This will try to use your router as you primary nameserver and fall back to a public one if that fails.

If you are using dhcp and you have no nameservers, your /etc/conf.d/net setup is incorrect. The above is a test and workaround, not a fix

----------

## Etsh

done  :Very Happy: 

i forget to define my dns server  :Smile: 

thanx for all helped me

----------

## DONAHUE

changed /etc/resolv.conf as neddy suggested and you are in business, however...

If you did this step of the handbook:

 *Quote:*   

> Code Listing 2.2: Setting the domainname
> 
> # nano -w /etc/conf.d/net
> 
> (Set the dns_domain variable to your domain name)
> ...

 

resolv.conf is going to be overwritten each time you restart the nic (reboot). remove dns_domain_lo=" from /etc/net to prevent rewriting /etc/resolv.conf.

if you are running a nameserver on your local network you can add it to resolv.conf.

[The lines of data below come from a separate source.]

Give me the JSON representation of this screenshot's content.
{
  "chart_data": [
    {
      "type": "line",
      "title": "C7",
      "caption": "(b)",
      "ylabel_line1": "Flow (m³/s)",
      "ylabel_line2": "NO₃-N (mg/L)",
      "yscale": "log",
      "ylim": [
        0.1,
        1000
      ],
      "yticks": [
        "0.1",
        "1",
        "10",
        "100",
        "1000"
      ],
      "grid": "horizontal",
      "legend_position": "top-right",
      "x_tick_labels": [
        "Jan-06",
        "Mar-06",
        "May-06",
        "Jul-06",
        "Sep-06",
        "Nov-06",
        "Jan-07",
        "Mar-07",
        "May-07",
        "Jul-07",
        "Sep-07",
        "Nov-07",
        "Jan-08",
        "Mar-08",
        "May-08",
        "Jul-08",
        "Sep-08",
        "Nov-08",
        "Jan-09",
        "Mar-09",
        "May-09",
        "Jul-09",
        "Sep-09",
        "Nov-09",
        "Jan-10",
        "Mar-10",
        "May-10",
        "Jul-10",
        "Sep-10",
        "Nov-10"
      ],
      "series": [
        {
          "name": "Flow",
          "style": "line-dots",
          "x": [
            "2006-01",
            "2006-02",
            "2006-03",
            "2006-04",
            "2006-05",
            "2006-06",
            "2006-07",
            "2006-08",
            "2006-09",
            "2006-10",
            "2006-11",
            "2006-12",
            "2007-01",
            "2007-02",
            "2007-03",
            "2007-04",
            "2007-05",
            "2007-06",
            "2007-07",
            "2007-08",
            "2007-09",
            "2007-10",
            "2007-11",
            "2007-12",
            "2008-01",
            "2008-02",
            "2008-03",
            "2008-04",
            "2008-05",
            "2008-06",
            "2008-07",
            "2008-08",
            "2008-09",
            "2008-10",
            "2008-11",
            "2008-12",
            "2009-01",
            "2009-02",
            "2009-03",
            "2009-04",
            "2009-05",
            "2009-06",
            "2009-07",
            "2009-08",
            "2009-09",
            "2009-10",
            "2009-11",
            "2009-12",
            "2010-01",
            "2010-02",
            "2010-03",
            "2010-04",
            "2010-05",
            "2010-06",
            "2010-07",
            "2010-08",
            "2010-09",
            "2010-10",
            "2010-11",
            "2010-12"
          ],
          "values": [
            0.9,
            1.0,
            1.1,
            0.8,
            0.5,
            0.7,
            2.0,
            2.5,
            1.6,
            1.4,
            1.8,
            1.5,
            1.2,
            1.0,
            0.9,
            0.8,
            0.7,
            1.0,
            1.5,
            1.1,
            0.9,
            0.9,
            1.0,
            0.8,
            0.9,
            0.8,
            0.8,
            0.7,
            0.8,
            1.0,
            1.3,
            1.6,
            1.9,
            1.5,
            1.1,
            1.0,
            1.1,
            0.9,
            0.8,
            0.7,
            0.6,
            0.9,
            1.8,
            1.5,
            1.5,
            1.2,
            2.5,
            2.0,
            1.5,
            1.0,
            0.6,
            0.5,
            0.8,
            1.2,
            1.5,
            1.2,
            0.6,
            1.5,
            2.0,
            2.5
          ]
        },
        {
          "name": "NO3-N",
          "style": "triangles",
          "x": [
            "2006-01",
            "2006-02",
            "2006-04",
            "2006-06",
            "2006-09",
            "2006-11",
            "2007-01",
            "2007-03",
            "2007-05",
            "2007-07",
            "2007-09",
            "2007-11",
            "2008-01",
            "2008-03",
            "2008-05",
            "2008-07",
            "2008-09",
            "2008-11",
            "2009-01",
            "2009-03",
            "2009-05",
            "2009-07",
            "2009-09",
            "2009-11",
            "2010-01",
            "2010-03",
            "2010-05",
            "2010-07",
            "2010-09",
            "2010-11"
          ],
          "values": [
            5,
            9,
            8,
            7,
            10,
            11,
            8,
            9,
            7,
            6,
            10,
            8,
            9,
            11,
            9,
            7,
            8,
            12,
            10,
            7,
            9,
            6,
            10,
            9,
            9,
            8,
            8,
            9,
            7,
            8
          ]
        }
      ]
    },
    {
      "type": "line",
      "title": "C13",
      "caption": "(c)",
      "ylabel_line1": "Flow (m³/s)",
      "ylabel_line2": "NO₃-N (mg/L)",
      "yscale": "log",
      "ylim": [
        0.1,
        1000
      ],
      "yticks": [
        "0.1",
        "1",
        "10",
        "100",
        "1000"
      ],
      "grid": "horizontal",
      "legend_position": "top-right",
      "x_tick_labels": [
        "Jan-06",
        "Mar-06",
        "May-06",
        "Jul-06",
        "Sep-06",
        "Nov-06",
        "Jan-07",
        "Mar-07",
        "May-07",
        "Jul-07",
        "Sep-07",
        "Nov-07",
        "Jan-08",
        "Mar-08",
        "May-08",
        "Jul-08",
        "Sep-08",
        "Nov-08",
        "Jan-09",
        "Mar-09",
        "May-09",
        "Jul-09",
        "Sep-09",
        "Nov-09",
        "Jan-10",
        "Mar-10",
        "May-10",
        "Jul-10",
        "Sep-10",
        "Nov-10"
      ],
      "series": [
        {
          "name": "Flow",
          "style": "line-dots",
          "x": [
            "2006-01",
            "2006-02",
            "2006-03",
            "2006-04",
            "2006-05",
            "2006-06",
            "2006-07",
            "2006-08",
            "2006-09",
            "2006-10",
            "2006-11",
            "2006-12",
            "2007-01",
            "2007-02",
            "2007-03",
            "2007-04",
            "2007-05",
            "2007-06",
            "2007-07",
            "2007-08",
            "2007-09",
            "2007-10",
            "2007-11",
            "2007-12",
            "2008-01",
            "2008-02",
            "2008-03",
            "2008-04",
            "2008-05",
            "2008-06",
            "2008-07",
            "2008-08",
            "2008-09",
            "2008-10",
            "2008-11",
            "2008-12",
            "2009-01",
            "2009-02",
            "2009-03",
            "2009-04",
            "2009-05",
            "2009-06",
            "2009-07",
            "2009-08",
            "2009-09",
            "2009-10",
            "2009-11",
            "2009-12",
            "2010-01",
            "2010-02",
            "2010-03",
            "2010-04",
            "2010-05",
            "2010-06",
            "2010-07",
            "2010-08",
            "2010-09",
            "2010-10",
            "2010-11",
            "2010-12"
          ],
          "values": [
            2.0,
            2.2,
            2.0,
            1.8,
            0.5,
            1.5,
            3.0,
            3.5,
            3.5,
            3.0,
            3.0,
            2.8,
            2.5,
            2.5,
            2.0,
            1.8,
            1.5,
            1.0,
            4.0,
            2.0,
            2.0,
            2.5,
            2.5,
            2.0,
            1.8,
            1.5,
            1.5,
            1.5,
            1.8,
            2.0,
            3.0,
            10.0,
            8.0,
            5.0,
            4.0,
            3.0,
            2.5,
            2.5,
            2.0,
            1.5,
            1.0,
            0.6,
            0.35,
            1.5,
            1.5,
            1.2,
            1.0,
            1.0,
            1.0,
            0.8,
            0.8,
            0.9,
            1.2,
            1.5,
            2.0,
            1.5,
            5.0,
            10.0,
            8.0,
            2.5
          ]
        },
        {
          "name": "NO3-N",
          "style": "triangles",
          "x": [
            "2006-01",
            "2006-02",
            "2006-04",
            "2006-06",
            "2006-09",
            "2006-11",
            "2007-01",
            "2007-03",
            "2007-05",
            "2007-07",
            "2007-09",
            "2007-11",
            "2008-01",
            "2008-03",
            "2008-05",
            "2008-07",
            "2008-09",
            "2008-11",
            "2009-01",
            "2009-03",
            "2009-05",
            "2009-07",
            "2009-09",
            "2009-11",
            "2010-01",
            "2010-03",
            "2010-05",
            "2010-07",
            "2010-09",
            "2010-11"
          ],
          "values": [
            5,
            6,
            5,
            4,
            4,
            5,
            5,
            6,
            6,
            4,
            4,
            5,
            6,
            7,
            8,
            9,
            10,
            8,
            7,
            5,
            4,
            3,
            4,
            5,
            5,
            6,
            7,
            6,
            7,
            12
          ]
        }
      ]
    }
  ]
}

If your isp has a nameserver and your router is set to relay to it you can add the router to resolv.conf.

example:  

 *Quote:*   

> nameserver 192.168.1.2   # a local nameserver
> 
> nameserver 192.168.1.1   # the router relay to isp nameserver 
> 
> nameserver 4.2.2.1          # a public nameserver

 

The search for a nameserver will go in the order of the list

----------